Langenbecks Arch Chir Suppl Kongressbd. 1996;113:885-8.
Using a prospective, randomized trial, the authors compared the minilaparotomy (ML) with the conventional transabdominal approach (CTA) to the aorta for infrarenal aortic reconstruction. After surgery, nasogastric drainage was significantly (p < 0.01) shorter; bowel movement and initiation of alimentation began earlier in the ML group. Both groups of patients showed a significant decrease in vital capacity and forced expiration volume postoperatively, but this depression was significantly higher (p < 0.05) in the CTA group.

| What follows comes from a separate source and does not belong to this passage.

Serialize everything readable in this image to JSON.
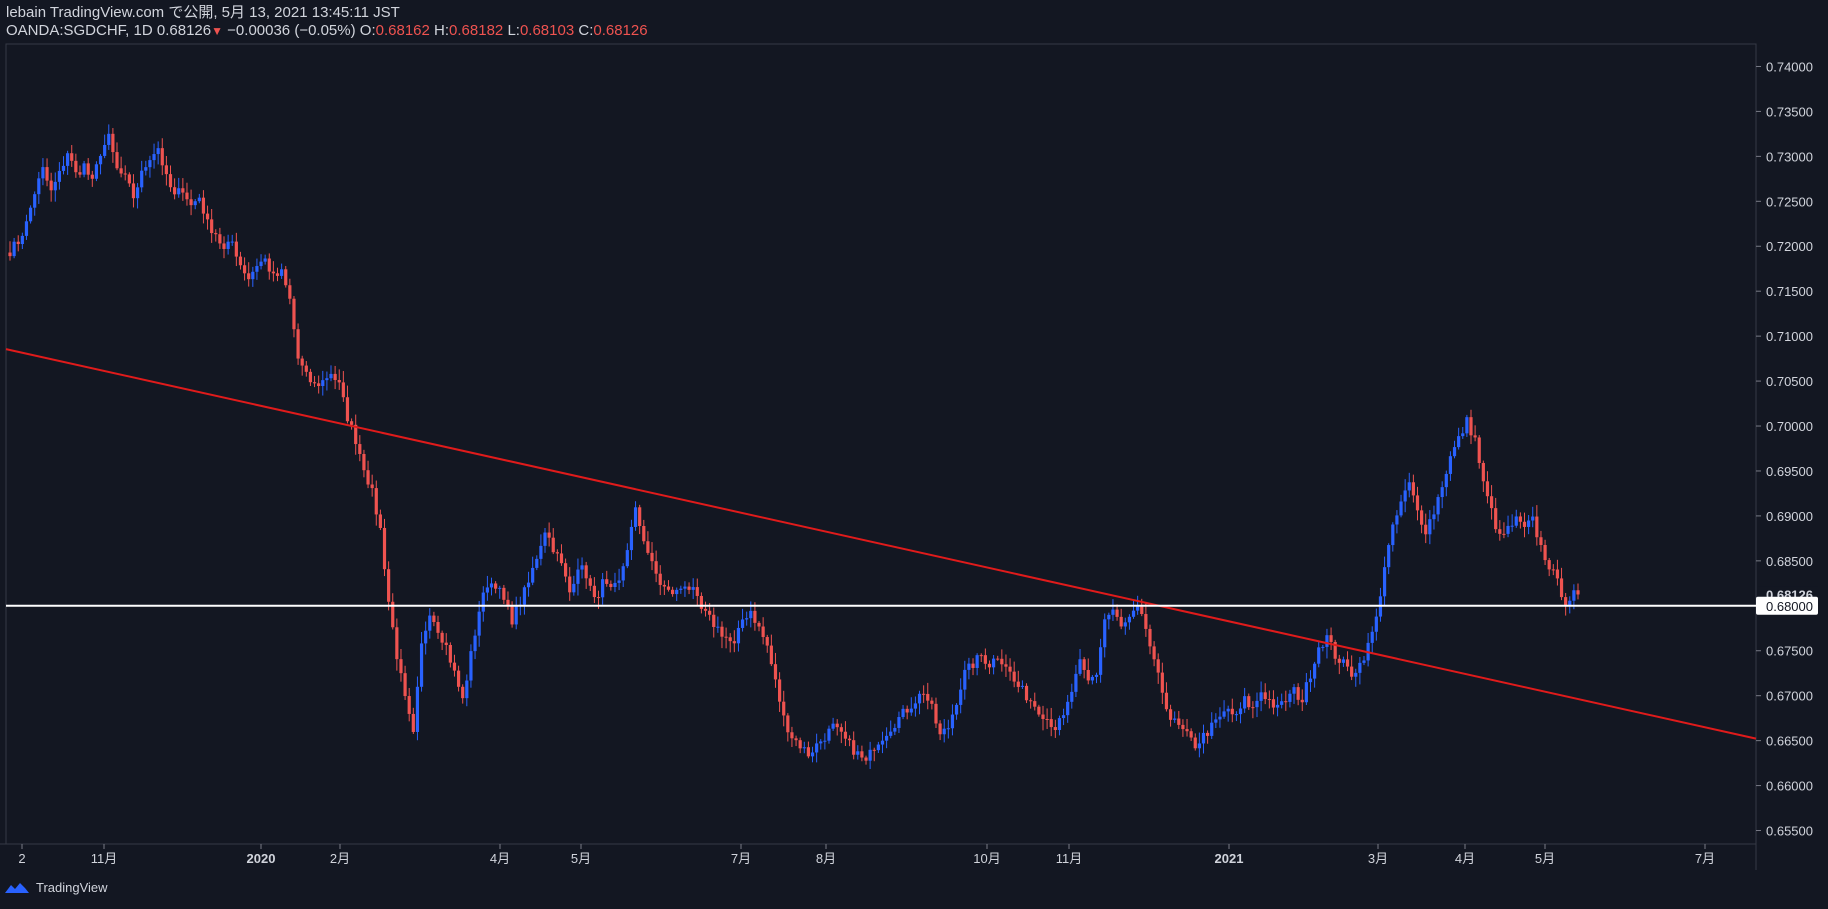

The ML group also had significantly shorter stays in the intensive care unit and the mean duration of the postoperative hospital stay was also significantly less (p < 0.05).
作者采用前瞻性随机试验,比较了经腹小切口(ML)与传统经腹主动脉入路(CTA)用于肾下腹主动脉重建的效果。术后,鼻胃管引流时间显著缩短(p < 0.01);ML组肠鸣音恢复和开始进食时间更早。两组患者术后肺活量和用力呼气量均显著下降,但CTA组下降幅度更大(p < 0.05)。ML组在重症监护病房的停留时间也显著缩短,术后平均住院时间也显著减少(p < 0.05)。